Муромец несколько раз глупо моргнул и, сфокусировав взгляд, очумело уставился на Степана.
— Ты кто?
В голосе богатыря чувствовался неподдельный испуг.
Колупаев ухмыльнулся:
— Я Степан Колупаев, кузнец из села Большие Мытищи.
Прозвучало все это довольно грозно и веско. Но на Илью впечатления не произвело. Он лишь тряхнул головой, словно пытаясь избавиться от наваждения.
— Какой нынче год? — вконец охрипшим голосом спросил он.
Вопрос поставил Степана в тупик. Не о том Муромец спрашивает, ой не о том.
— Сто одиннадцатый, — ответил Колупаев, — от рождества Велеса.
— Сто одиннадцатый?!! — в ужасе переспросил Муромец, после чего стал загибать могучие пальцы.
«Года считает!» — догадался Степан, внимательно разглядывая великовозрастного дитятю.
В рваной разлезшейся рубахе, весь заросший волосами… Ну прямо медведь, а не человек. Бородища ниже пояса. Усищи… страшно подумать.
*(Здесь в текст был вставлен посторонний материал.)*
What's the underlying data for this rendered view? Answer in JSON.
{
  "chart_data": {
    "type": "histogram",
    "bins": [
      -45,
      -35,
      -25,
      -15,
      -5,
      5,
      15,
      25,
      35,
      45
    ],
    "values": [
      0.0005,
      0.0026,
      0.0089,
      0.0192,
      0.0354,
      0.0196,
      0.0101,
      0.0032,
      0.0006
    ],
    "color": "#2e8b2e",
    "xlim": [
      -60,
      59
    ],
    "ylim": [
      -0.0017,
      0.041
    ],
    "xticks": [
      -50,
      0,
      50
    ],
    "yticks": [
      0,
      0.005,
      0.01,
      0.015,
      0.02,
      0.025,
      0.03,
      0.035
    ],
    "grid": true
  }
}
Басурман какой-то с большой дороги, а не богатырь.
— Тридцать три года, — сипло прошептал Муромец.
— Чего? — отозвался Колупаев.
— Я храпел на печи тридцать три года, — повторил богатырь, и глаза у него при этом были как у посаженного на кол половца.
— Так ты, значит… — догадался Степан, прикрыв рот ладонью.
Все становилось с ног на голову.
Не было никакого вероломного богатыря, нагло присвоившего себе чужую славу и сговорившегося с нечистым на руку летописцем.
Всего этого и в помине НЕ БЫЛО!
— Это что же получается… — прошептал Колупаев, быстро шевеля извилинами.
А получалось вот что. Илья все это время спал. Спал беспробудно, и пока он спокойно дрых, кто-то взял и присвоил богатырю чужие подвиги. Не спросив соизволения, совершенно самовольно.
Но зачем?
Сие пока было неведомо…
Муромец на печи, казалось, сейчас расплачется.
— Как же так? — хрипло причитал он. — Тридцать три года псу под хвост! Я ведь все как сейчас помню. Шестнадцать годков мне тогда от роду было. В ратный поход с другами собирался супротив Мамая-разбойника. С Масяней был обручен. Случился пир перед походом, я выпил и…
Богатырь с силой ударил кулаком по печи. Печь, как ни странно, выдержала.